Playing for him were three father-and-son combinations, adding to three more playing in the other two teams that day.
On Saturday, the first team beat Halstead, Hasantha Fernando with a century and 18-year-old paceman Matthew Hunn with five wickets.
At Friars Street, the seconds outgunned Halstead II, scoring 340 off 45 overs, Ben Taylor with a powerful century in just 24 overs while Ali Younger and Clive Kyangugu both struck half-centuries, Clive’s coming in just 20 balls.
I had mixed emotions; it felt good in one way to win both games so comprehensively as we have endured many years of our cross-border rivals being a strong outfit, but there was also a little sadness in it as it showed how quickly things can change for clubs, and something the committee at Sudbury works hard to ensure doesn’t happen at Friars Street.
On the same day, our thirds beat Maldon to rise to fourth in Division Seven. We didn’t get maximum points but 17 points was enough to leap two places in a tough league. Chris Cook, with 70, and young James O’Brien, with 50, the contributors.

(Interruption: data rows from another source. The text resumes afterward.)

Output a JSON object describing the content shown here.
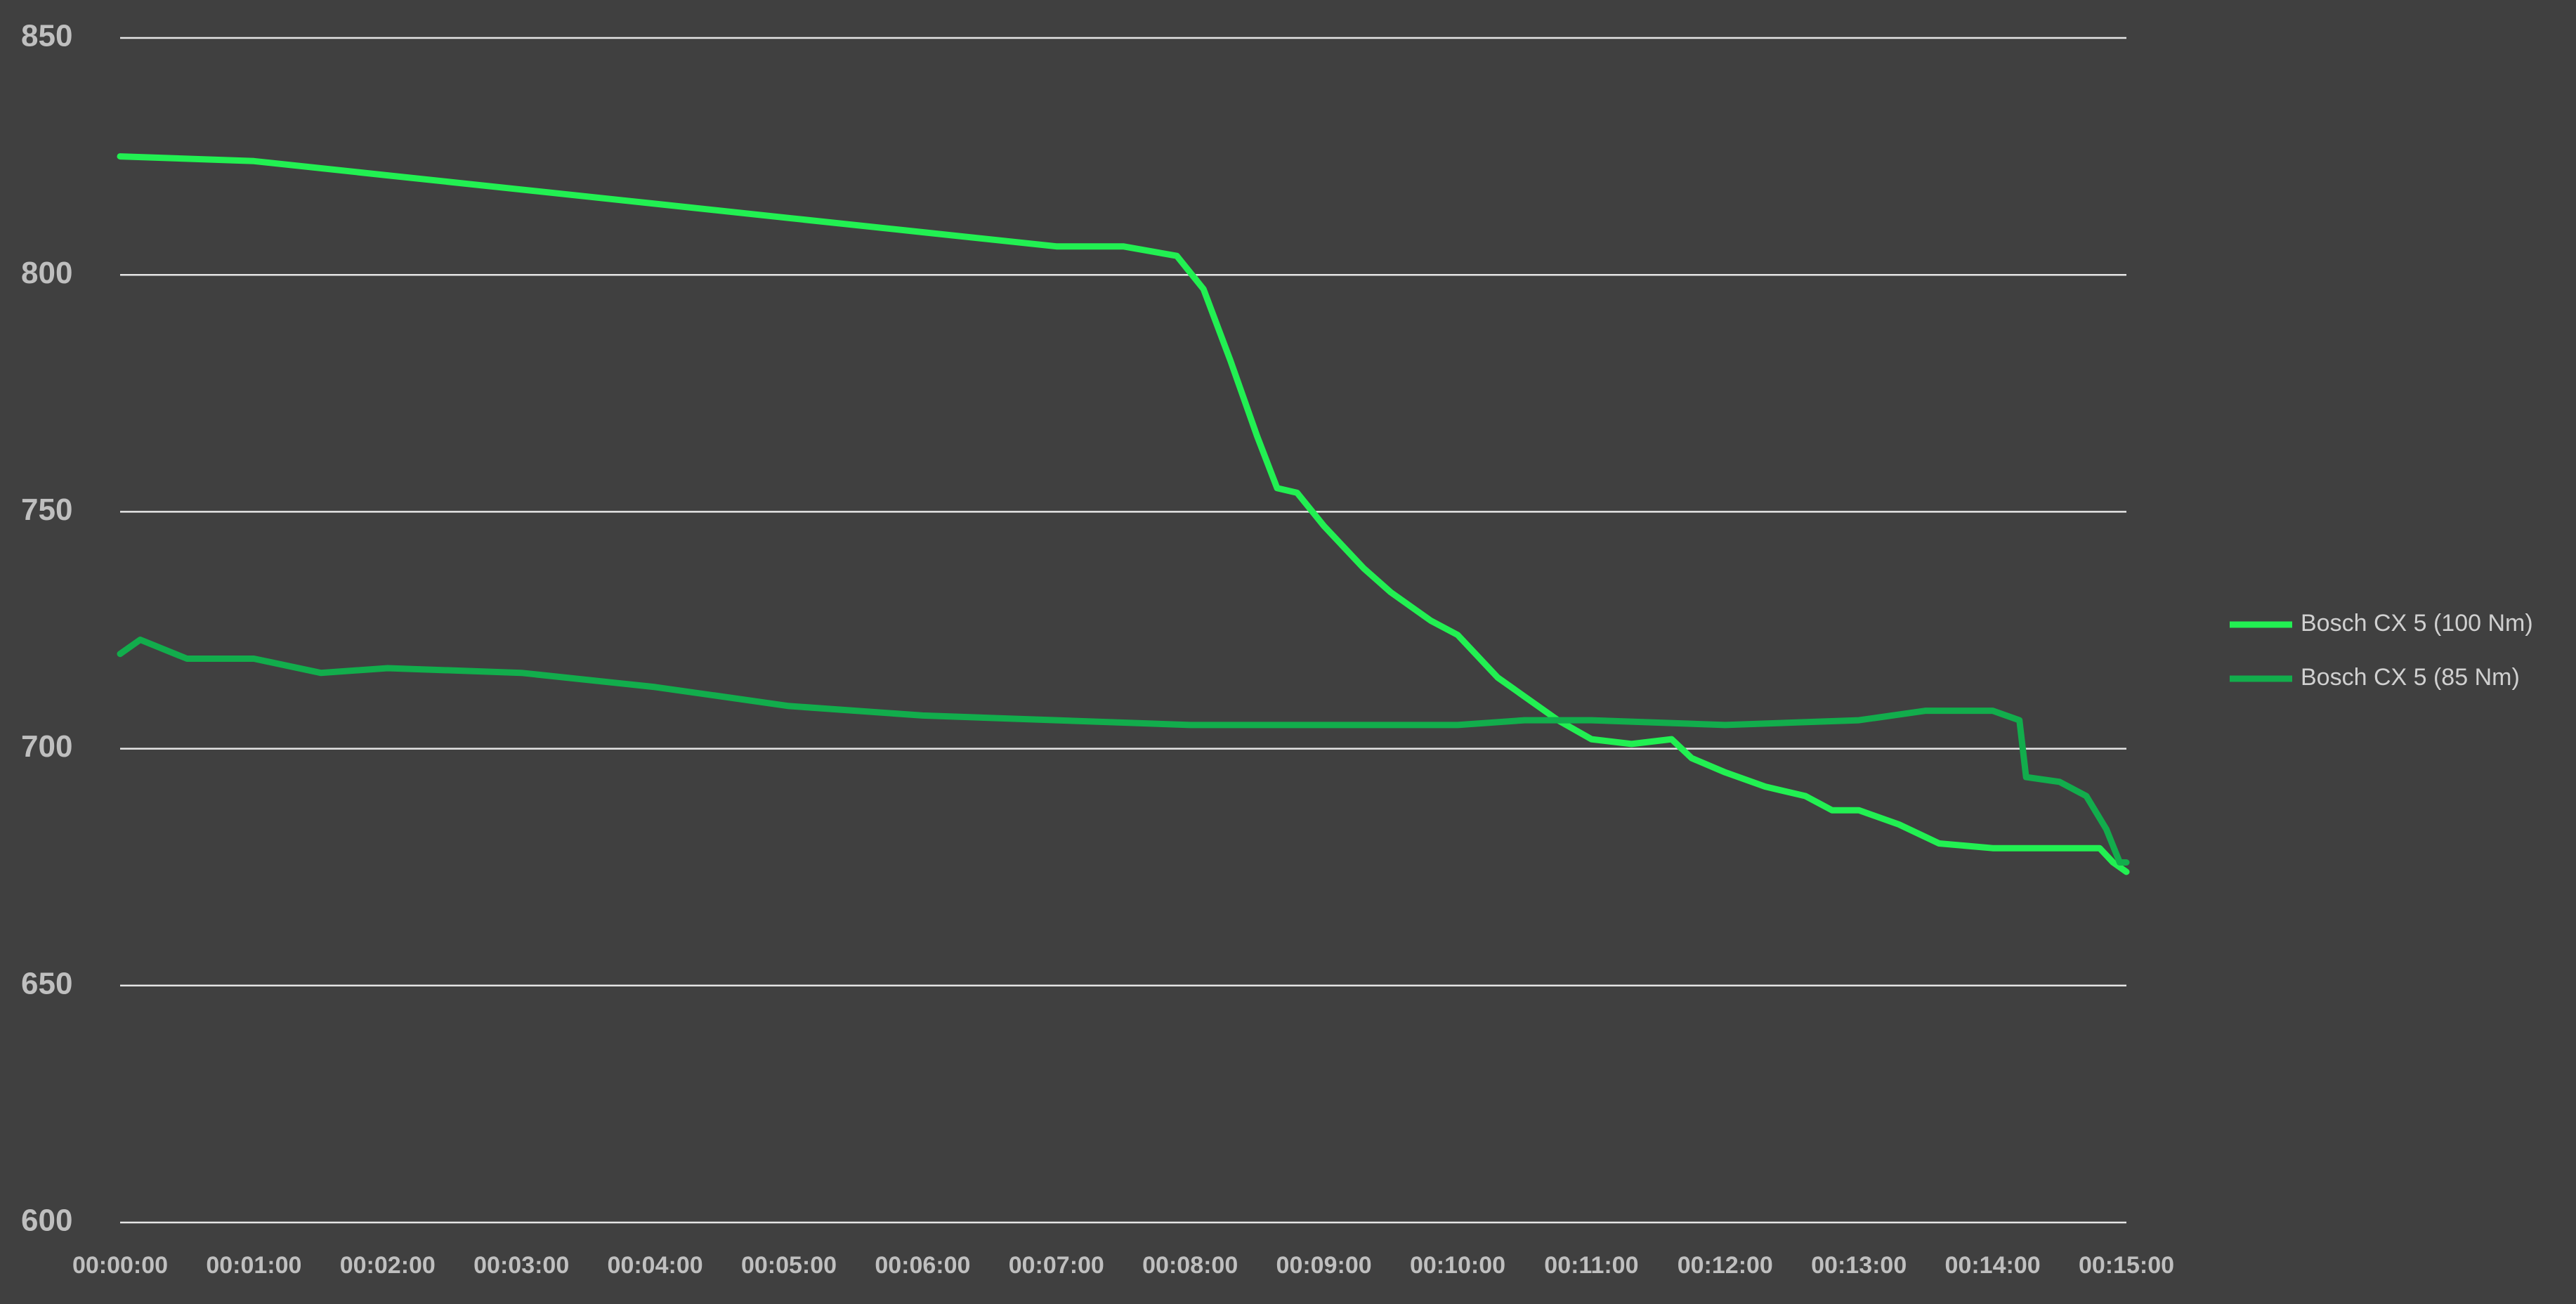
{
  "chart_data": {
    "type": "line",
    "series": [
      {
        "name": "Bosch CX 5 (100 Nm)",
        "color": "#22f052",
        "x": [
          0,
          60,
          120,
          180,
          240,
          300,
          360,
          420,
          450,
          474,
          486,
          498,
          510,
          519,
          528,
          540,
          558,
          570,
          588,
          600,
          618,
          630,
          645,
          660,
          678,
          696,
          705,
          720,
          738,
          756,
          768,
          780,
          798,
          816,
          840,
          870,
          888,
          894,
          900
        ],
        "values": [
          825,
          824,
          821,
          818,
          815,
          812,
          809,
          806,
          806,
          804,
          797,
          782,
          766,
          755,
          754,
          747,
          738,
          733,
          727,
          724,
          715,
          711,
          706,
          702,
          701,
          702,
          698,
          695,
          692,
          690,
          687,
          687,
          684,
          680,
          679,
          679,
          679,
          676,
          674
        ]
      },
      {
        "name": "Bosch CX 5 (85 Nm)",
        "color": "#12ad4c",
        "x": [
          0,
          9,
          30,
          60,
          90,
          120,
          180,
          240,
          300,
          360,
          420,
          480,
          540,
          600,
          630,
          660,
          720,
          780,
          810,
          840,
          852,
          855,
          870,
          882,
          891,
          897,
          900
        ],
        "values": [
          720,
          723,
          719,
          719,
          716,
          717,
          716,
          713,
          709,
          707,
          706,
          705,
          705,
          705,
          706,
          706,
          705,
          706,
          708,
          708,
          706,
          694,
          693,
          690,
          683,
          676,
          676
        ]
      }
    ],
    "xlim": [
      0,
      900
    ],
    "xticks": [
      {
        "value": 0,
        "label": "00:00:00"
      },
      {
        "value": 60,
        "label": "00:01:00"
      },
      {
        "value": 120,
        "label": "00:02:00"
      },
      {
        "value": 180,
        "label": "00:03:00"
      },
      {
        "value": 240,
        "label": "00:04:00"
      },
      {
        "value": 300,
        "label": "00:05:00"
      },
      {
        "value": 360,
        "label": "00:06:00"
      },
      {
        "value": 420,
        "label": "00:07:00"
      },
      {
        "value": 480,
        "label": "00:08:00"
      },
      {
        "value": 540,
        "label": "00:09:00"
      },
      {
        "value": 600,
        "label": "00:10:00"
      },
      {
        "value": 660,
        "label": "00:11:00"
      },
      {
        "value": 720,
        "label": "00:12:00"
      },
      {
        "value": 780,
        "label": "00:13:00"
      },
      {
        "value": 840,
        "label": "00:14:00"
      },
      {
        "value": 900,
        "label": "00:15:00"
      }
    ],
    "ylim": [
      600,
      850
    ],
    "yticks": [
      600,
      650,
      700,
      750,
      800,
      850
    ],
    "grid": true,
    "legend": "right"
  }
}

So the bar was thriving on Saturday and with news of results going well it soon dawned on us that the firsts were now fourth in the Premier League – the highest we have ever been – just six points from Horsford in third. The seconds were sitting second in Division Three and the thirds were heading towards promotion territory and with the Cockspur Cup finals day just a few hours away, the spirits began to rise into the sky as some dreamed of Barbados; some of promotion; but all-in-all the club was soaring high at the halfway point in the season.
It didn’t last long, I think the 8.45am meet on Sunday killed any dreaming for most of the first team, the Bury batting did for the rest.
I don’t think Bury have forgotten the early season pounding we gave them, and they let us know — 223-5 in 20 overs. In short it was a massacre, there is no better way of putting it.
Bury have been getting back to old ways over the last few weeks and we caught them at peak form.
Nathan Poole was probably the pick of our bowlers, certainly one of the least hungover anyway. And for the rest it was a hard slog.
We then batted even worse and lost a 20-over game by 175 runs – almost impossible to do.
The dreams of Barbados for the winners of the Cockspur Cup were sweated out as we chased the ball across the Victory Ground.
It was a sobering experience for some of our players, in more than one way. If the fantastic start we have had to this season made anyone get beyond themselves, Sunday will surely have brought them bumping back to earth, doubly so when Swardeston then beat us by eight wickets and with six overs left in the second round robin game of the day.
I am not being defeatist, just honest, when I say that while we continue to excel and hold our ground well in our Premier League, Division Three and Seven performances, there is a long way to go until we can match the talent pool and ability of the very best in East Anglia.
And in a strange way I think it will have done some good to get a Basil Fawlty-style thrashing, especially as it clearly highlighted where we need to be if we want to be up there with the best, and of course it also keeps our young guns’ feet firmly on the ground.